Dans un tel univers de forces, la différence entre elles revient, pour envisager la question dans le langage traditionnel de la philosophie, à reconnaître le principe d’individuation qui fait que telle force est la vôtre et non celle d’autrui. Cette différence se reconnaîtra au rythme de chacun. Les forces expriment un certain rythme et quand un artiste crée, il est en train de sublimer, pour le dire comme Senghor, les forces inférieures qui sont les forces des matériaux qu’il va utiliser – le bois, la pierre, … – pour les élever à la lumière de l’esprit. Quand l’artiste crée, il réunit des rythmes, principe d’individuation des forces, élévation spirituelle. Cela permet de comprendre que la distinction entre esthétique et spiritualité ne fait pas sens. À propos de l’« art nègre », il a été souvent entendu que les objets étaient fabriqués pour des motifs religieux et pas pour des motifs esthétiques… mais toute l’humanité a toujours fabriqué des objets pour des motifs religieux. Si vous lisez l’histoire de l’art en Europe, la création a toujours des finalités spirituelles. Et comme le dit Malraux, une fois que les dieux sont partis, l’art est là. Mais les dieux, au départ, président quand même à la construction de ces objets.
Encore une fois, il ne faut pas passer son temps à vouloir chercher une sorte de singularité, une spécificité africaine absolue. Il y a une expérience humaine fondamentale qui est une expérience humaine partagée et sur laquelle il faut toujours faire front lorsqu’on veut expliquer les cultures d’Afrique. Mais l’important est que ces objets ne sont pas simplement religieux parce qu’ils ont un usage religieux. Au principe de leur création se trouve cette activité religieuse qui est l’activité qui va consister à sublimer les forces inférieures pour les élever à la lumière de l’esprit 150comme le dit Senghor.
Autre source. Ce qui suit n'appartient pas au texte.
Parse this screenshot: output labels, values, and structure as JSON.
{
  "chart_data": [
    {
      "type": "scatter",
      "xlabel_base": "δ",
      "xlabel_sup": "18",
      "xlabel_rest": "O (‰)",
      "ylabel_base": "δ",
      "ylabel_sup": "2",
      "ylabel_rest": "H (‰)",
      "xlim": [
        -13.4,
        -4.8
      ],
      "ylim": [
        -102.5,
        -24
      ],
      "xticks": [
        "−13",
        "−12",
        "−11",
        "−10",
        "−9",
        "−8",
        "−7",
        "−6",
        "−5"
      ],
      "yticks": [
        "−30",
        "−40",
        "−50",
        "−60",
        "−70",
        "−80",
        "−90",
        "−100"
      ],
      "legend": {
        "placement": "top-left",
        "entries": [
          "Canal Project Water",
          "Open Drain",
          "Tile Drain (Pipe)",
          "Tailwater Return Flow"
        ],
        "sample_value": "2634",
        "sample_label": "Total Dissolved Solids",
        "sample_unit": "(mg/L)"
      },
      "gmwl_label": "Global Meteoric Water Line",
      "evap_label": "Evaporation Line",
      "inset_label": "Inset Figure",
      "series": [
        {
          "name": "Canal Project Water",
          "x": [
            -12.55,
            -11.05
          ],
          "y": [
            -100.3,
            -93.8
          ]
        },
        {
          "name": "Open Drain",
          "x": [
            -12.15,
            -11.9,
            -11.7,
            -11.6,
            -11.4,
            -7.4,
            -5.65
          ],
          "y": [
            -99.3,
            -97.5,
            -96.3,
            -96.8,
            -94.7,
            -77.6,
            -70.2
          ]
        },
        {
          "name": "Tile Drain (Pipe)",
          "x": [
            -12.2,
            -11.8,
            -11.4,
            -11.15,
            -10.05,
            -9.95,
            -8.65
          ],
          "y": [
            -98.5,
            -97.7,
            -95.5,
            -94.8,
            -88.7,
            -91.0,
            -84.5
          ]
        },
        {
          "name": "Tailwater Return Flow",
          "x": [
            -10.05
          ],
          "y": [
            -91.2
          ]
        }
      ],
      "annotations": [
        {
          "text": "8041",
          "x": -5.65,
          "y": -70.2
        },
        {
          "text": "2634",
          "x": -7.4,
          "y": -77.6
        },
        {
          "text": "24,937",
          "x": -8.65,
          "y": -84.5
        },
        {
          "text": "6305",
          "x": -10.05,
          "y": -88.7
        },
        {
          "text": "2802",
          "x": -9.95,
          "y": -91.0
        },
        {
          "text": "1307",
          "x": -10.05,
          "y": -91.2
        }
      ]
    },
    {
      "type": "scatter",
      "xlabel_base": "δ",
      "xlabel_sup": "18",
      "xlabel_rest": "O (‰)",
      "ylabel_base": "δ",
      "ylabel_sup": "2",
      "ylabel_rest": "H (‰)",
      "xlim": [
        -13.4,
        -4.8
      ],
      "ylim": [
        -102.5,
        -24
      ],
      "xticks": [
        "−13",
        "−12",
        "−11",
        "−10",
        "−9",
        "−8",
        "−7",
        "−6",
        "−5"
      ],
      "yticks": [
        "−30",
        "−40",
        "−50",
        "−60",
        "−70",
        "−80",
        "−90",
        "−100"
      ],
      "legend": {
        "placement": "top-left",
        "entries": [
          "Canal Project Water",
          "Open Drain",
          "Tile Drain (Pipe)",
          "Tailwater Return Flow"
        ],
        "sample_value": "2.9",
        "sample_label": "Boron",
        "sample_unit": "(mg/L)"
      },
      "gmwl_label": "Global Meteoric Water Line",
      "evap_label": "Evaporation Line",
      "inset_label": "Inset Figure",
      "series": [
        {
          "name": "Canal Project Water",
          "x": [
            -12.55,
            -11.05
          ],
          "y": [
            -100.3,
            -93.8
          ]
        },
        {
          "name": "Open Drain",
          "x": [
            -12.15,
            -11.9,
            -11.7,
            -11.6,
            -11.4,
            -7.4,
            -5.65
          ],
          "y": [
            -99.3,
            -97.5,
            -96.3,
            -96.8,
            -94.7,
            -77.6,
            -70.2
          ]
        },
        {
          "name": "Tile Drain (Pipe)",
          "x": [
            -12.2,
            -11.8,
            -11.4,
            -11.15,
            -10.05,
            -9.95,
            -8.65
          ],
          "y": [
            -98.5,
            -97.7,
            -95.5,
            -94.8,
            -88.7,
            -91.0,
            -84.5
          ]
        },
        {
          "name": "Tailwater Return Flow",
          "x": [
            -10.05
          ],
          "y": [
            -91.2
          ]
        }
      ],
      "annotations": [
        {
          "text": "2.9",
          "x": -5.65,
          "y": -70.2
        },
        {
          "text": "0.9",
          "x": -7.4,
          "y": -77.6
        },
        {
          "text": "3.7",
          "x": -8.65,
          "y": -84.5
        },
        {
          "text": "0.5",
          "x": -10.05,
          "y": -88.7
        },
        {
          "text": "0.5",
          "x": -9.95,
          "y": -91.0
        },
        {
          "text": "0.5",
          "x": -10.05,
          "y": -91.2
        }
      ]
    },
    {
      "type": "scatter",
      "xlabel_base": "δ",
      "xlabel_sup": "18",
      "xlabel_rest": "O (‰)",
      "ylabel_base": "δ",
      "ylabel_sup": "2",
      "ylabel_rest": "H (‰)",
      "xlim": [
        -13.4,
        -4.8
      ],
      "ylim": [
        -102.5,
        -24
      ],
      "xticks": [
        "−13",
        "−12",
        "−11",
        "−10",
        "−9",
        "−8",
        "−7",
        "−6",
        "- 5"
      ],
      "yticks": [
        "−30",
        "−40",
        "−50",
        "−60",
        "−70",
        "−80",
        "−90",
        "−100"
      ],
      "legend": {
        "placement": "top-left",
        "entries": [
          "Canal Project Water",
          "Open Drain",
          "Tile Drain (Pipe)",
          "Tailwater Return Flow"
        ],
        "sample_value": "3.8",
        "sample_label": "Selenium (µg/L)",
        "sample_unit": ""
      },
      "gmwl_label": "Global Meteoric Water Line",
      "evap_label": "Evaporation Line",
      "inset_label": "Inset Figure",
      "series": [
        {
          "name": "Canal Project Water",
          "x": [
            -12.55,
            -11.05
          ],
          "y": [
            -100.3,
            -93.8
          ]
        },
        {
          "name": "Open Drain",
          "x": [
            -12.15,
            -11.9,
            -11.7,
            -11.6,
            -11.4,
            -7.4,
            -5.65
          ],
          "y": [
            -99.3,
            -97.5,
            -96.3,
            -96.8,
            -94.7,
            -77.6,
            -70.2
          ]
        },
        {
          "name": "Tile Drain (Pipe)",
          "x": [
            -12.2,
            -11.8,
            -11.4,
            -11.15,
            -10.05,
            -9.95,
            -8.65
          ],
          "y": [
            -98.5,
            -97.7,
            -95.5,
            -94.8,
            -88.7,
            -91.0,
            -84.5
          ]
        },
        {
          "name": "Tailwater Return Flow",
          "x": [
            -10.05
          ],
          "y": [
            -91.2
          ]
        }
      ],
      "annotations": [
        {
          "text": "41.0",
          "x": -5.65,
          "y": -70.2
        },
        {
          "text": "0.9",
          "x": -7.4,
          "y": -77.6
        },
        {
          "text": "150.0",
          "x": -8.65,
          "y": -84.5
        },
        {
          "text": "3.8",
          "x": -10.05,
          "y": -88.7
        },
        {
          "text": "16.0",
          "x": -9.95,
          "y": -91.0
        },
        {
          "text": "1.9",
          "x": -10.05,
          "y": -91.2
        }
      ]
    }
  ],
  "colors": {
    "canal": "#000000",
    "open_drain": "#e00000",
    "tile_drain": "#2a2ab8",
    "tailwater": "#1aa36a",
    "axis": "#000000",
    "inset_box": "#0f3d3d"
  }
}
Ces objets remplissent une fonction religieuse parce qu’au principe même de leur création se trouve une activité que l’on peut appeler une activité de spiritualisation. Les matériaux utilisés ont été spiritualisés, ce qui est une finalité de l’art. Dire qu’ils sont religieux et opposer le religieux à l’esthétique n’a aucun sens. C’est le religieux lui-même qui est naturellement esthétique. Si vous appelez esthétique la force spirituelle d’un objet qui, dès lors qu’il est créé par l’art, n’est plus d’une certaine manière de ce monde ou de ce temps. Pourquoi est-ce que nous avons le sentiment qu’un objet esthétique, quelle que soit sa localisation, n’est pas vraiment de ce monde ou n’est pas vraiment de ce temps, qu’il est, comme le disait Stendhal, « promesse de bonheur » ?
Le rythme est central parce qu’il est principe de la création mais également principe de réception, c’est-à-dire que vous recevez, en tant que spectateur ou visiteur du musée, cet objet dans sa visée première, dans sa spiritualité et dans la manière dont il est l’expression. Le recevoir, c’est être dans l’attitude rythmique qui permet d’être en phase avec lui. Le rythme est chose plastique et je peux coïncider avec celui de l’objet : je le reçois esthétiquement.
J. D. et C. L. Q. C. – Paul Guillaume et Carl Einstein ont mené une analyse formaliste des sculptures africaines, ce qui a permis une valorisation esthétique et non plus ethnologique des « arts nègres ». Mais en 1921 déjà, Einstein déplore que l’Afrique, « se dérobe comme une anguille à la soif de connaissance des Européens ». Est-ce qu’un constat comme celui-ci fixe les limites du sensible et, de fait, d’un impossible primitivisme ?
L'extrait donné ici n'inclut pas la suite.